A limitação do art. 754 do CC à jurisdição brasileira

07/08/2019 às 19:00
Leia nesta página:

Comenta-se a aplicação do art. 754 do Código Civil aos sinistros de transportes de cargas apurados no exterior, assim como a inexistência de decadência.

Carta exclusiva ao mercado segurador

Somos constantemente indagados sobre questões que envolvem a figura legal do protesto do recebedor.

Uma delas diz respeito à jurisdição ou extraterritorialidade.

Nosso objetivo é tratar do assunto de forma objetiva neste texto, que é uma espécie de carta aberta ao mercado segurador.

Vejamos:

Desde 2002, o protesto do recebedor é disciplinado pelo art. 754 do Código Civil:

Art. 754. As mercadorias devem ser entregues ao destinatário, ou a quem apresentar o conhecimento endossado, devendo aquele que as receber conferi-las e apresentar as reclamações que tiver, sob pena de decadência dos direitos.

Parágrafo único.

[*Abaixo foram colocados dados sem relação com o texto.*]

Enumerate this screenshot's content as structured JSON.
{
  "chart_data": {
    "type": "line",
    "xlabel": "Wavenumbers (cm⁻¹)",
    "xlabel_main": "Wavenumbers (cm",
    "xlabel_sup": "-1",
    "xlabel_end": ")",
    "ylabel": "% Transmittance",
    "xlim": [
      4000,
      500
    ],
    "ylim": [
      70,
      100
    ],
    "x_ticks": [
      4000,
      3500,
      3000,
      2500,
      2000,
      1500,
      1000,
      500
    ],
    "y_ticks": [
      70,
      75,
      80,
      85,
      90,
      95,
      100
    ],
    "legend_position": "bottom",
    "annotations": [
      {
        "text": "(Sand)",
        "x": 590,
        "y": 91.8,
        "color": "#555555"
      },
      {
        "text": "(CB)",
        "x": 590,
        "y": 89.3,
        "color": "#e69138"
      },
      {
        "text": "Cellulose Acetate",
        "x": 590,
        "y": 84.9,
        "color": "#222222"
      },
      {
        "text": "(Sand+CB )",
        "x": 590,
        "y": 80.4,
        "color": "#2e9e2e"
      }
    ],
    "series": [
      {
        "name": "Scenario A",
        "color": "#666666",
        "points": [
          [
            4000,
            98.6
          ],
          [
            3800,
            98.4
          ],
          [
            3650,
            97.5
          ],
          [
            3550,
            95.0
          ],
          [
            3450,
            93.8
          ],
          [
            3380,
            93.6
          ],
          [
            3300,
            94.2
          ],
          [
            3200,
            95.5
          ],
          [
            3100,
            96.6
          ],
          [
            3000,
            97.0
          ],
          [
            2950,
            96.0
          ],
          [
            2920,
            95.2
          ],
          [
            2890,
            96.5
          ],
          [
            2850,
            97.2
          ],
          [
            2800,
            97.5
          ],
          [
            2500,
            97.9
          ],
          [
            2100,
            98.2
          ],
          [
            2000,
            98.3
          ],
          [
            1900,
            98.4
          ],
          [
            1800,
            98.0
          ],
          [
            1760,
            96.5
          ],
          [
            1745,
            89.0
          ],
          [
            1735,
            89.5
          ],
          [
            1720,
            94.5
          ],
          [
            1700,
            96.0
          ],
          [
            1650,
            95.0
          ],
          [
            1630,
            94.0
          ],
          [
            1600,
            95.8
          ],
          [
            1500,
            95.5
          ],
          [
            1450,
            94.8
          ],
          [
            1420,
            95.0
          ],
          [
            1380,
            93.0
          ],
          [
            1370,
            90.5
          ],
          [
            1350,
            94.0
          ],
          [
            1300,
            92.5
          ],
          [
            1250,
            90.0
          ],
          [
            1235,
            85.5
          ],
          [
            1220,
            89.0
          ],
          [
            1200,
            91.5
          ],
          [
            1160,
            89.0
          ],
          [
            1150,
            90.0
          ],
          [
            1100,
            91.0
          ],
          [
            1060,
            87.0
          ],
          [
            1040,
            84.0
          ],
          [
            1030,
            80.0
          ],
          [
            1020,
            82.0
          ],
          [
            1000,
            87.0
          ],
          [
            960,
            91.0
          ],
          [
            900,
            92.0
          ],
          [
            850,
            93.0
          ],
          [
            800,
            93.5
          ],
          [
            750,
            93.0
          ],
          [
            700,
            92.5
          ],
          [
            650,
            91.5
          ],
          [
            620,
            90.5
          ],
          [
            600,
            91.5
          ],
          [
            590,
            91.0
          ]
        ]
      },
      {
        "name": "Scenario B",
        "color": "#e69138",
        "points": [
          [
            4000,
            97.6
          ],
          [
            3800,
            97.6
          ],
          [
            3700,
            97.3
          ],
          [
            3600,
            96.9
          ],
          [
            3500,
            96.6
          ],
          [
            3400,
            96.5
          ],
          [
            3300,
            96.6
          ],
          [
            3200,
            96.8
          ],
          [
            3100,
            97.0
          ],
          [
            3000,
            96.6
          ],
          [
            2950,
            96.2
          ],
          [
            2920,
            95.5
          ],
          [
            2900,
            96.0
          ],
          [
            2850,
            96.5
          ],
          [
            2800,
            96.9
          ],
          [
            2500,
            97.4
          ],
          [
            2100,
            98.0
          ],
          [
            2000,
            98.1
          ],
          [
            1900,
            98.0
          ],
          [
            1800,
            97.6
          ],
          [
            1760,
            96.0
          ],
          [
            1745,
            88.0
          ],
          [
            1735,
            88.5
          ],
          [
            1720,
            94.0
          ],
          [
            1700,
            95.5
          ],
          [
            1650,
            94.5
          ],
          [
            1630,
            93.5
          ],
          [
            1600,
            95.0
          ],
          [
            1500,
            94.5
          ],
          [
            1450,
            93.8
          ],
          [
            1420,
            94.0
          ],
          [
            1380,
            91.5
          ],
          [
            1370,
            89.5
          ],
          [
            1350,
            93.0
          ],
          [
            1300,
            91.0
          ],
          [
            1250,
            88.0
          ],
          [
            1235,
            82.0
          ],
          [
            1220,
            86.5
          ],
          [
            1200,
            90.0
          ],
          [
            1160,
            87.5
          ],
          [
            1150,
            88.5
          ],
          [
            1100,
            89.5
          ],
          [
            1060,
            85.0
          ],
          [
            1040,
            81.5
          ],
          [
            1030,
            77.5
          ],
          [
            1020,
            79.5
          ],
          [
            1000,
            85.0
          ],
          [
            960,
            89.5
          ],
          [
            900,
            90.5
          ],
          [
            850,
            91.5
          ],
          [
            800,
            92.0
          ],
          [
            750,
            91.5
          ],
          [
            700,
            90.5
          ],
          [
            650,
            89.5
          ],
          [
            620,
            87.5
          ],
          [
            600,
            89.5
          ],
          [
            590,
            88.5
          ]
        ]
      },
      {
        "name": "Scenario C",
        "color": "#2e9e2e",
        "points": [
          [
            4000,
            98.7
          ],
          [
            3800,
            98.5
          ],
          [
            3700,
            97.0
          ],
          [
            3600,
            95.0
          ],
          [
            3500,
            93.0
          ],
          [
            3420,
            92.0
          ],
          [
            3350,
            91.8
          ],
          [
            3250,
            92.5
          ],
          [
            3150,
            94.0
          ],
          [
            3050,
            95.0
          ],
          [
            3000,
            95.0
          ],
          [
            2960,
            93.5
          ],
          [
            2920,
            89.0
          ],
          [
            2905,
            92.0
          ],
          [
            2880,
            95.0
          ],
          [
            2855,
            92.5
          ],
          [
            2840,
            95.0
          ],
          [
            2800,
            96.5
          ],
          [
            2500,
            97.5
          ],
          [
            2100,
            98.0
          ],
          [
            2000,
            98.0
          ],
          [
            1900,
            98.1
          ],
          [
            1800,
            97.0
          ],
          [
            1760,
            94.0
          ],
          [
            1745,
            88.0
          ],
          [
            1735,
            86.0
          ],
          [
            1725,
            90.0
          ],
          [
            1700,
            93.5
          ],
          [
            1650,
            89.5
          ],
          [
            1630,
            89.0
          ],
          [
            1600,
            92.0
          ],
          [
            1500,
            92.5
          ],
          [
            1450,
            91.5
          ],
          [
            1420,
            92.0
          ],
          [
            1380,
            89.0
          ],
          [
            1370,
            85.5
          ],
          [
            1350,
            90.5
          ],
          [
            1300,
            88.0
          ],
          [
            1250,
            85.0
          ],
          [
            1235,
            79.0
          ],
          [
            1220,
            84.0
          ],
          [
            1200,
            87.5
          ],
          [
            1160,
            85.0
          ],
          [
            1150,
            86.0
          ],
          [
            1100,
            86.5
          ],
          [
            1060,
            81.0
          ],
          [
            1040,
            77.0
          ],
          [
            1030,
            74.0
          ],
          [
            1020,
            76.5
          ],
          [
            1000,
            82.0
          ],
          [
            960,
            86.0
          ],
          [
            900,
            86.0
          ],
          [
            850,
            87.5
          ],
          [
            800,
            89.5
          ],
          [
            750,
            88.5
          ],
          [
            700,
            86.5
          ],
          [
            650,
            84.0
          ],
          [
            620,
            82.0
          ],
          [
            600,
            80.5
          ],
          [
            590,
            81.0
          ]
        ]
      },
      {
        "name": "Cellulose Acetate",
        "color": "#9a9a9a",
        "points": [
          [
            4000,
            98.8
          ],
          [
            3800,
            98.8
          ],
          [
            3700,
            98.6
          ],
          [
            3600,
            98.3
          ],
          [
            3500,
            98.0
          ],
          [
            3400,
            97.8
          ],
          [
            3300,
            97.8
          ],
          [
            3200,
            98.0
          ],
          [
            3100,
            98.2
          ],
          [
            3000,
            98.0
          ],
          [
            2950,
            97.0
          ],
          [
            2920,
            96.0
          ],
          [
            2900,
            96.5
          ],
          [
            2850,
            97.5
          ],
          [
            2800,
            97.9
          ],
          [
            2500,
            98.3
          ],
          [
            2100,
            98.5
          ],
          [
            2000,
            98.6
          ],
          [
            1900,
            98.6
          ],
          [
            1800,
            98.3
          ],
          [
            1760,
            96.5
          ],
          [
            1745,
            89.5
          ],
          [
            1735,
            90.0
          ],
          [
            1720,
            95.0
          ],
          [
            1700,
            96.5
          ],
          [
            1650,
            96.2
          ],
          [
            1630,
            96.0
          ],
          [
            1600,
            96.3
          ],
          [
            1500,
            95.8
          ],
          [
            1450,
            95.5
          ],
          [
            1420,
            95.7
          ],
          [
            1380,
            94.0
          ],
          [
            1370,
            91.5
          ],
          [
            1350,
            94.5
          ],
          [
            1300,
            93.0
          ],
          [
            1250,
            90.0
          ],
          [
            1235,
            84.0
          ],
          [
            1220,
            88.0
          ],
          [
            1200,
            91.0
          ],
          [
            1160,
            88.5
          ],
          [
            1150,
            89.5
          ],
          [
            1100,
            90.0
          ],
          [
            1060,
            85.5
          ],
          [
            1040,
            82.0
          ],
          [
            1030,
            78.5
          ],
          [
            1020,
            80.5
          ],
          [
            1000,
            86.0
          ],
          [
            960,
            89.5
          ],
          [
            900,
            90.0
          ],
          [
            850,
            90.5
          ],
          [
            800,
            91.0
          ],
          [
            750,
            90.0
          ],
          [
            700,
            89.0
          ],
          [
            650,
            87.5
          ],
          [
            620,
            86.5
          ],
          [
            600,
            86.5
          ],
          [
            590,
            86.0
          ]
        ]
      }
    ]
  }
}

No caso de perda parcial ou de avaria não perceptível à primeira vista, o destinatário conserva a sua ação contra o transportador, desde que denuncie o dano em dez dias a contar da entrega.

O artigo de lei só pode ser exigido e aplicado no Brasil.

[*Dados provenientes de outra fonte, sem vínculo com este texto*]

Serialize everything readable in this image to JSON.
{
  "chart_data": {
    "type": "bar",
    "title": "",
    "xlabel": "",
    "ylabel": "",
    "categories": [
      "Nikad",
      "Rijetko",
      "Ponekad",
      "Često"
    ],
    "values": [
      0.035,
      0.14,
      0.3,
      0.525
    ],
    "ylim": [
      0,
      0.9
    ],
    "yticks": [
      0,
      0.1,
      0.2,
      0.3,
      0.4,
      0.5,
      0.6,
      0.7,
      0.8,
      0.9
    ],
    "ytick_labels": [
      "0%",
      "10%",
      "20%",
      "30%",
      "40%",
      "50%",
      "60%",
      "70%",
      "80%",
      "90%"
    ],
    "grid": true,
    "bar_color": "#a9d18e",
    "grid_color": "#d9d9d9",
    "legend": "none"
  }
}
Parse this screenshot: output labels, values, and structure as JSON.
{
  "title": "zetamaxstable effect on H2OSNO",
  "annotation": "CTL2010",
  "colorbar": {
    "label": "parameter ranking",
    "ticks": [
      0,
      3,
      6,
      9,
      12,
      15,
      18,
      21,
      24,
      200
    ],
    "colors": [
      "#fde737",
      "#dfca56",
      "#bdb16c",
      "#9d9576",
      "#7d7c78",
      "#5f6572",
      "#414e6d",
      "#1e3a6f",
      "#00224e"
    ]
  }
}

Significa dizer que ele é válido e eficaz para todos os transportes nacionais e transportes internacionais concluídos no Brasil.

Não se submete ao seu conteúdo o transporte iniciado no Brasil mas concluído no exterior, onde o dano (falta ou avaria) foi constatado.

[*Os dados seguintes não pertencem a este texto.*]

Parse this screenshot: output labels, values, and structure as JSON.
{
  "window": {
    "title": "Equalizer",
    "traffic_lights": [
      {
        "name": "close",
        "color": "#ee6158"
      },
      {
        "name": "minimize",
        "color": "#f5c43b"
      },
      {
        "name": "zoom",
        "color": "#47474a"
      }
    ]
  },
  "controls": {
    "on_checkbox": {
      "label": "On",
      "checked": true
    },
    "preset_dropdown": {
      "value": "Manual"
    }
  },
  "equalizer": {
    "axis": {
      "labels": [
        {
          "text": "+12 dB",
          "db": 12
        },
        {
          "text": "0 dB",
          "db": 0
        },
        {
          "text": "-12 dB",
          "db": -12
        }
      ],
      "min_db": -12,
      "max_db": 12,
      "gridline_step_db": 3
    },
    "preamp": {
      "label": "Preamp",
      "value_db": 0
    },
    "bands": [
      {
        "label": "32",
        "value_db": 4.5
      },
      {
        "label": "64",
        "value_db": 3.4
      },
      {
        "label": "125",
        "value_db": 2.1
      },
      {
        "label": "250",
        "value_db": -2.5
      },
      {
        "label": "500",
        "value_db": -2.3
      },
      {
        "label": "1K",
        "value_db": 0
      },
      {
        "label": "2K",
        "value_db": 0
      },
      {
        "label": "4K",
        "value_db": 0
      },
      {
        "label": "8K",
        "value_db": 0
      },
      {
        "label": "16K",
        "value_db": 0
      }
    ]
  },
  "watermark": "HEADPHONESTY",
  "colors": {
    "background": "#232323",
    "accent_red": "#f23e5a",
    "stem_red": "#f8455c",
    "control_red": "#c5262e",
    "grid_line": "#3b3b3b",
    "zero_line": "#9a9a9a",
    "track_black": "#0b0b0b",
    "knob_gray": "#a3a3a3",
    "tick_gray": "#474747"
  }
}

Em outras palavras, o art. 754 do Código de Processo Civil não pode ser exigido em outro país.

Dito de forma mais explícita ainda: o protesto do recebedor do art. 754 do Código Civil cabe em transporte que envolva importação, mas não em caso de exportação.

Assim como a regra legal estrangeira não pode ser aplicada no Brasil, a regra brasileira não pode ser exigida no exterior.

Tudo isso serve para endossar a seguinte afirmação: se não for apresentado o protesto do recebedor, previsto no art. 754 do Código Civil, impossível se falar em decadência do Direito de regresso do segurador sub-rogado contra o transportador internacional de carga.

A pretensão de ressarcimento continuará plenamente em vigor, bastando ao segurador sub-rogado encontrar algum meio de prova que ateste o nexo de causalidade e o dano (prejuízo).

Não se trata apenas de uma mera interpretação subjetiva do Direito, mas da correta inteligência dos sistemas legais, o brasileiro e os estrangeiros.

 Trata-se, pois, de uma objetiva hermenêutica jurídica.

 Uma questão derivada desta merece especial atenção, e ela nasce a partir da seguinte indagação: sendo a ação regressiva de ressarcimento ajuizada no Brasil, não é exigível o art. 754 do Código Civil?

 A resposta segura é: não.

 As regras de jurisdição e competência, meramente instrumentais, não se confundem com as de direito material.

O fato de uma disputa judicial ocorrer no Brasil não vincula à parte a utilização de todas as regras do ordenamento jurídico brasileiro.

Dado que sempre será competente a jurisdição nacional para ações judiciais fundadas no contrato de transporte internacional de cargas, seja marítimo ou aéreo, porque normalmente presentes as condições estabelecidas nos três incisos do art. 21 do Código de Processo Civil.

Art. 21. Compete à autoridade judiciária brasileira processar e julgar as ações em que:

I - o réu, qualquer que seja a sua nacionalidade, estiver domiciliado no Brasil;

II - no Brasil tiver de ser cumprida a obrigação;

III - o fundamento seja fato ocorrido ou ato praticado no Brasil.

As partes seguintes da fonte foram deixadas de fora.